HST6605: Approaches to International History
30 credits (semester 1)
2012-13 Module Leader: Dr Miles Larmer
This module introduces students to debates and issues central to an understanding of International History. Through discursive seminars students will acquire an informed understanding of significant trends in the historiography, covering topics such as theories of imperialism, the decentring of Europe, global wars, decolonisation, the rise and fall of the nation state, revolution and counter-revolution, and hegemony and its discontents. Students will thus be enabled to explore developments in international history and will also explore historiographical controversies and debates, examining the paradigms historians use to structure both their approach to source materials, and considering whether international history is inevitably interdisciplinary.
This unit aims to equip students with a clear understanding of the international dynamics which have shaped world history from the late nineteenth century onwards. Students´ knowledge will draw on an engagement with both metropolitan and area-specific historiographies, and the integration of non-Western perspectives will be a particular aim of the module.
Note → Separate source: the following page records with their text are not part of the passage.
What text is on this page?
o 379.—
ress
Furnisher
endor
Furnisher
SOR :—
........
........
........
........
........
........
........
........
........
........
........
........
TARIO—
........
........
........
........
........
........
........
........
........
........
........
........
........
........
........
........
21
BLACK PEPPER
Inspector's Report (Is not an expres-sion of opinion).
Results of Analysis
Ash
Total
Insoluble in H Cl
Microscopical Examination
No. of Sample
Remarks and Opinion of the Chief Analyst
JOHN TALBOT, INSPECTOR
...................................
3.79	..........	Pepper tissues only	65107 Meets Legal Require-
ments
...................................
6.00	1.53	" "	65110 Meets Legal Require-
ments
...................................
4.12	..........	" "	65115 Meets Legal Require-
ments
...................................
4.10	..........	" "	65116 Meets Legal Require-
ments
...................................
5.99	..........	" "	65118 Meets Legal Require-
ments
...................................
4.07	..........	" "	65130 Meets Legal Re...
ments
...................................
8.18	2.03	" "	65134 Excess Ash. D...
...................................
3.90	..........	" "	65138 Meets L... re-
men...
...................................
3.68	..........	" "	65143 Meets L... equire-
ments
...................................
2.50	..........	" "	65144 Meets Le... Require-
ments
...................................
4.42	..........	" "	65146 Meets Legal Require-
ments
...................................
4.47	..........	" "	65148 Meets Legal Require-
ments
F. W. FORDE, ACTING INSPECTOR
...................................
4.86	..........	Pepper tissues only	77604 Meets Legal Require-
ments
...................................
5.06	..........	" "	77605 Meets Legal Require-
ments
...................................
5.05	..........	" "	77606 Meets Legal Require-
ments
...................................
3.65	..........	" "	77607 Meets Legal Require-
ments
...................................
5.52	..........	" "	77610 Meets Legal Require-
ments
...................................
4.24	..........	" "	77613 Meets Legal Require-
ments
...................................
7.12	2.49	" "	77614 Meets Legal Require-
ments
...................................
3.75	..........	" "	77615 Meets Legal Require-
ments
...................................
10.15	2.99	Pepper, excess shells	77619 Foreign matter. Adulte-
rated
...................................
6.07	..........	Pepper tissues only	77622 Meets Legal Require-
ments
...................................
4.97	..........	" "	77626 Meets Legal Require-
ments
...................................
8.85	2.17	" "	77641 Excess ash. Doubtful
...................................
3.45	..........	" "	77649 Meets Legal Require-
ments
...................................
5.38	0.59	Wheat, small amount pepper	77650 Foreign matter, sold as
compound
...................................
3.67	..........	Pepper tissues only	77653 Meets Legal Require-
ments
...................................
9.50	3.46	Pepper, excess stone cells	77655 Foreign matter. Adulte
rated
To this end, students taking this core module will explore the methodological issues raised by the advanced study of international history, a field which is much influenced by the work of scholars in other academic disciplines. Those taking the module will examine how historians explore their material and write about the past, working from examples of historical writing and the approach taken by individual historians or historiographical schools. Such an approach will enable students to consider the nature of the sources available and how the selection of source material shapes the subject matter of history and the ways in which historians write. The module will thus provide students with a context from which to begin independent research and allow them to recognise any methodological problems inherent in their chosen area of specialism.
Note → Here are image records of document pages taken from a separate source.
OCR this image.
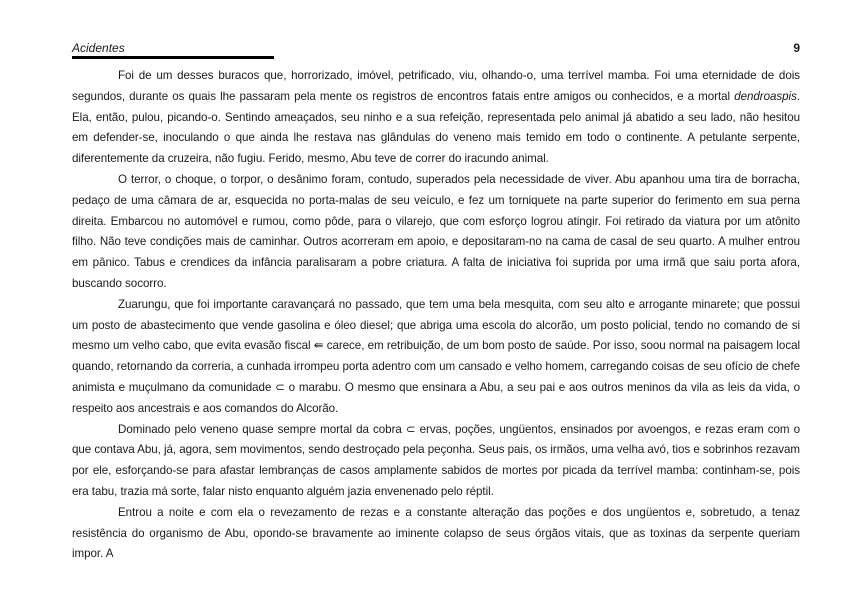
Acidentes	9

Foi de um desses buracos que, horrorizado, imóvel, petrificado, viu, olhando-o, uma terrível mamba. Foi uma eternidade de dois segundos, durante os quais lhe passaram pela mente os registros de encontros fatais entre amigos ou conhecidos, e a mortal dendroaspis. Ela, então, pulou, picando-o. Sentindo ameaçados, seu ninho e a sua refeição, representada pelo animal já abatido a seu lado, não hesitou em defender-se, inoculando o que ainda lhe restava nas glândulas do veneno mais temido em todo o continente. A petulante serpente, diferentemente da cruzeira, não fugiu. Ferido, mesmo, Abu teve de correr do iracundo animal.

O terror, o choque, o torpor, o desânimo foram, contudo, superados pela necessidade de viver. Abu apanhou uma tira de borracha, pedaço de uma câmara de ar, esquecida no porta-malas de seu veículo, e fez um torniquete na parte superior do ferimento em sua perna direita. Embarcou no automóvel e rumou, como pôde, para o vilarejo, que com esforço logrou atingir. Foi retirado da viatura por um atônito filho. Não teve condições mais de caminhar. Outros acorreram em apoio, e depositaram-no na cama de casal de seu quarto. A mulher entrou em pânico. Tabus e crendices da infância paralisaram a pobre criatura. A falta de iniciativa foi suprida por uma irmã que saiu porta afora, buscando socorro.

Zuarungu, que foi importante caravançará no passado, que tem uma bela mesquita, com seu alto e arrogante minarete; que possui um posto de abastecimento que vende gasolina e óleo diesel; que abriga uma escola do alcorão, um posto policial, tendo no comando de si mesmo um velho cabo, que evita evasão fiscal ⇚ carece, em retribuição, de um bom posto de saúde. Por isso, soou normal na paisagem local quando, retornando da correria, a cunhada irrompeu porta adentro com um cansado e velho homem, carregando coisas de seu ofício de chefe animista e muçulmano da comunidade ⊂ o marabu. O mesmo que ensinara a Abu, a seu pai e aos outros meninos da vila as leis da vida, o respeito aos ancestrais e aos comandos do Alcorão.

Dominado pelo veneno quase sempre mortal da cobra ⊂ ervas, poções, ungüentos, ensinados por avoengos, e rezas eram com o que contava Abu, já, agora, sem movimentos, sendo destroçado pela peçonha. Seus pais, os irmãos, uma velha avó, tios e sobrinhos rezavam por ele, esforçando-se para afastar lembranças de casos amplamente sabidos de mortes por picada da terrível mamba: continham-se, pois era tabu, trazia má sorte, falar nisto enquanto alguém jazia envenenado pelo réptil.

Entrou a noite e com ela o revezamento de rezas e a constante alteração das poções e dos ungüentos e, sobretudo, a tenaz resistência do organismo de Abu, opondo-se bravamente ao iminente colapso de seus órgãos vitais, que as toxinas da serpente queriam impor. A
The principal mode of contact will be ten two-hour seminar classes. Within this standard format, students will be offered
- a series of content-specific seminars, looking at a range of historical topics, issues, and problems that take the student through a particular historical period, providing both an introduction to advanced study in this field and the historical and historiographical context from which to undertake practice-based research.
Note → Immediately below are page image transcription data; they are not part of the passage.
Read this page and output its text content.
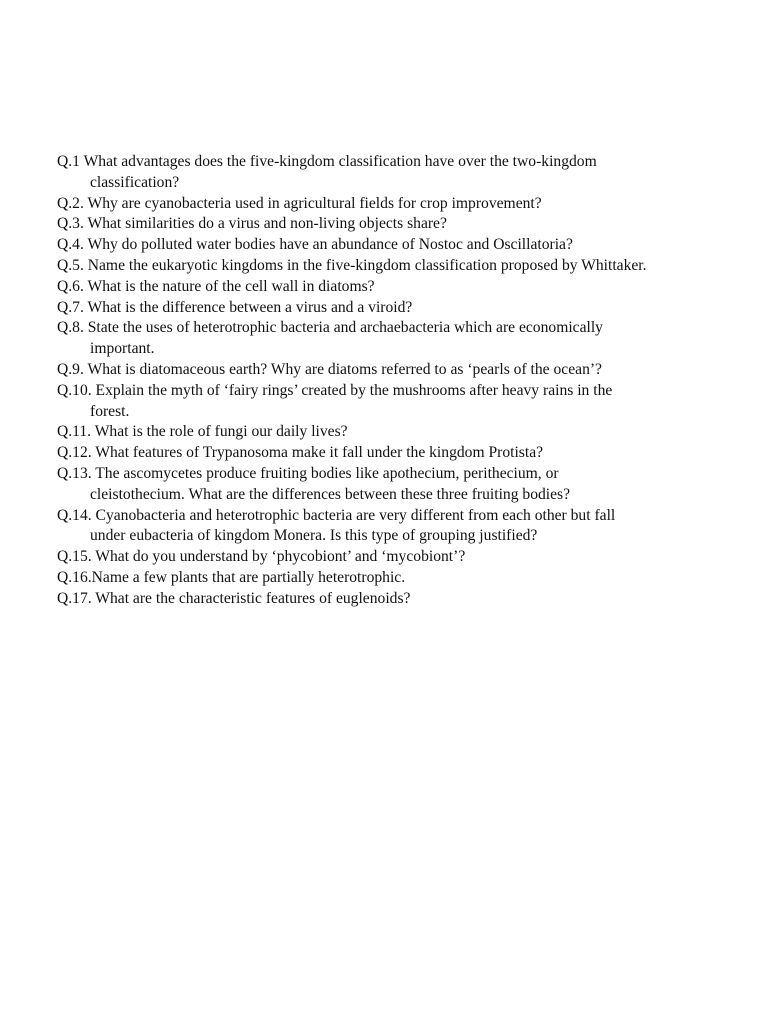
Q.1 What advantages does the five-kingdom classification have over the two-kingdom
classification?
Q.2. Why are cyanobacteria used in agricultural fields for crop improvement?
Q.3. What similarities do a virus and non-living objects share?
Q.4. Why do polluted water bodies have an abundance of Nostoc and Oscillatoria?
Q.5. Name the eukaryotic kingdoms in the five-kingdom classification proposed by Whittaker.
Q.6. What is the nature of the cell wall in diatoms?
Q.7. What is the difference between a virus and a viroid?
Q.8. State the uses of heterotrophic bacteria and archaebacteria which are economically
important.
Q.9. What is diatomaceous earth? Why are diatoms referred to as ‘pearls of the ocean’?
Q.10. Explain the myth of ‘fairy rings’ created by the mushrooms after heavy rains in the
forest.
Q.11. What is the role of fungi our daily lives?
Q.12. What features of Trypanosoma make it fall under the kingdom Protista?
Q.13. The ascomycetes produce fruiting bodies like apothecium, perithecium, or
cleistothecium. What are the differences between these three fruiting bodies?
Q.14. Cyanobacteria and heterotrophic bacteria are very different from each other but fall
under eubacteria of kingdom Monera. Is this type of grouping justified?
Q.15. What do you understand by ‘phycobiont’ and ‘mycobiont’?
Q.16.Name a few plants that are partially heterotrophic.
Q.17. What are the characteristic features of euglenoids?
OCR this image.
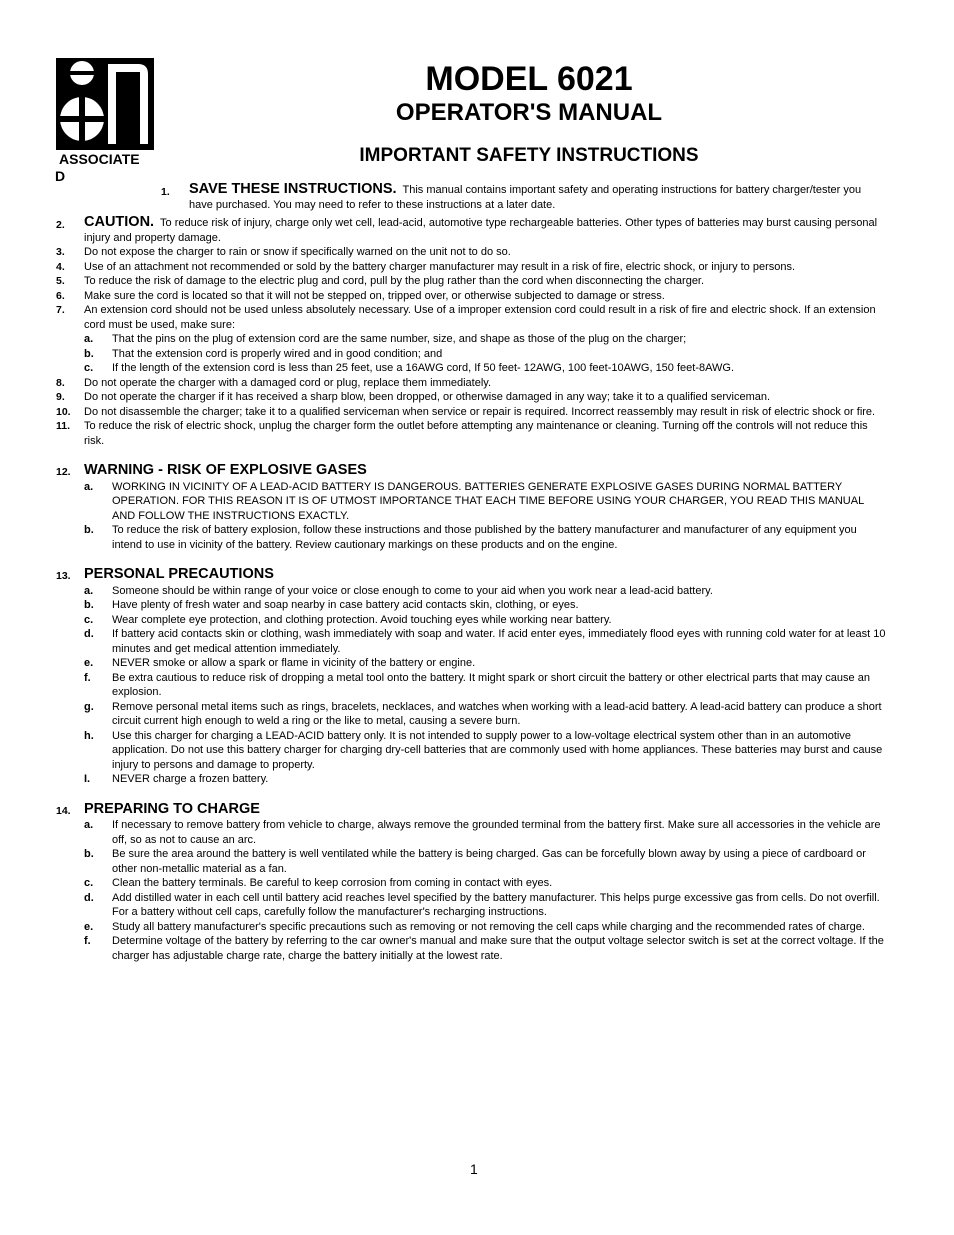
ASSOCIATE
D
MODEL 6021
OPERATOR'S MANUAL
IMPORTANT SAFETY INSTRUCTIONS
1.	SAVE THESE INSTRUCTIONS. This manual contains important safety and operating instructions for battery charger/tester you have purchased. You may need to refer to these instructions at a later date.
2.	CAUTION. To reduce risk of injury, charge only wet cell, lead-acid, automotive type rechargeable batteries. Other types of batteries may burst causing personal injury and property damage.
3.	Do not expose the charger to rain or snow if specifically warned on the unit not to do so.
4.	Use of an attachment not recommended or sold by the battery charger manufacturer may result in a risk of fire, electric shock, or injury to persons.
5.	To reduce the risk of damage to the electric plug and cord, pull by the plug rather than the cord when disconnecting the charger.
6.	Make sure the cord is located so that it will not be stepped on, tripped over, or otherwise subjected to damage or stress.
7.	An extension cord should not be used unless absolutely necessary. Use of a improper extension cord could result in a risk of fire and electric shock. If an extension cord must be used, make sure:
a.	That the pins on the plug of extension cord are the same number, size, and shape as those of the plug on the charger;
b.	That the extension cord is properly wired and in good condition; and
c.	If the length of the extension cord is less than 25 feet, use a 16AWG cord, If 50 feet- 12AWG, 100 feet-10AWG, 150 feet-8AWG.
8.	Do not operate the charger with a damaged cord or plug, replace them immediately.
9.	Do not operate the charger if it has received a sharp blow, been dropped, or otherwise damaged in any way; take it to a qualified serviceman.
10.	Do not disassemble the charger; take it to a qualified serviceman when service or repair is required. Incorrect reassembly may result in risk of electric shock or fire.
11.	To reduce the risk of electric shock, unplug the charger form the outlet before attempting any maintenance or cleaning. Turning off the controls will not reduce this risk.
12. WARNING - RISK OF EXPLOSIVE GASES
a.	WORKING IN VICINITY OF A LEAD-ACID BATTERY IS DANGEROUS. BATTERIES GENERATE EXPLOSIVE GASES DURING NORMAL BATTERY OPERATION. FOR THIS REASON IT IS OF UTMOST IMPORTANCE THAT EACH TIME BEFORE USING YOUR CHARGER, YOU READ THIS MANUAL AND FOLLOW THE INSTRUCTIONS EXACTLY.
b.	To reduce the risk of battery explosion, follow these instructions and those published by the battery manufacturer and manufacturer of any equipment you intend to use in vicinity of the battery. Review cautionary markings on these products and on the engine.
13. PERSONAL PRECAUTIONS
a.	Someone should be within range of your voice or close enough to come to your aid when you work near a lead-acid battery.
b.	Have plenty of fresh water and soap nearby in case battery acid contacts skin, clothing, or eyes.
c.	Wear complete eye protection, and clothing protection. Avoid touching eyes while working near battery.
d.	If battery acid contacts skin or clothing, wash immediately with soap and water. If acid enter eyes, immediately flood eyes with running cold water for at least 10 minutes and get medical attention immediately.
e.	NEVER smoke or allow a spark or flame in vicinity of the battery or engine.
f.	Be extra cautious to reduce risk of dropping a metal tool onto the battery. It might spark or short circuit the battery or other electrical parts that may cause an explosion.
g.	Remove personal metal items such as rings, bracelets, necklaces, and watches when working with a lead-acid battery. A lead-acid battery can produce a short circuit current high enough to weld a ring or the like to metal, causing a severe burn.
h.	Use this charger for charging a LEAD-ACID battery only. It is not intended to supply power to a low-voltage electrical system other than in an automotive application. Do not use this battery charger for charging dry-cell batteries that are commonly used with home appliances. These batteries may burst and cause injury to persons and damage to property.
I.	NEVER charge a frozen battery.
14. PREPARING TO CHARGE
a.	If necessary to remove battery from vehicle to charge, always remove the grounded terminal from the battery first. Make sure all accessories in the vehicle are off, so as not to cause an arc.
b.	Be sure the area around the battery is well ventilated while the battery is being charged. Gas can be forcefully blown away by using a piece of cardboard or other non-metallic material as a fan.
c.	Clean the battery terminals. Be careful to keep corrosion from coming in contact with eyes.
d.	Add distilled water in each cell until battery acid reaches level specified by the battery manufacturer. This helps purge excessive gas from cells. Do not overfill. For a battery without cell caps, carefully follow the manufacturer's recharging instructions.
e.	Study all battery manufacturer's specific precautions such as removing or not removing the cell caps while charging and the recommended rates of charge.
f.	Determine voltage of the battery by referring to the car owner's manual and make sure that the output voltage selector switch is set at the correct voltage. If the charger has adjustable charge rate, charge the battery initially at the lowest rate.
1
- a series of methodological seminars examining different approaches to the research and writing of modern history. Some seminars will look at specific problems, such as how archives store and structure knowledge, others will focus on a particular methodological debate, such as the history of ‘everyday life’ or ‘cinematic knowledge. Students will thus have a forum in which to explore problems and methods in the advanced study of modern history.
Students will be set preparatory reading in advance for all seminars. They will be expected to share their knowledge of historiographical developments, debate controversial topics and listen and respond to the views of others in a structured environment. In addition, students attend regular individual tutorials, in which they identify topics for written papers, develop their reading around these topics, and discuss the structure and content of their written work.
Students will complete one written paper of 6,000 words. The work should engage with one or more of the concepts or themes of the module through a case-study/case-studies. It should demonstrate an advanced understanding of and critical engagement with current historiography, and advanced skills in the use of sources.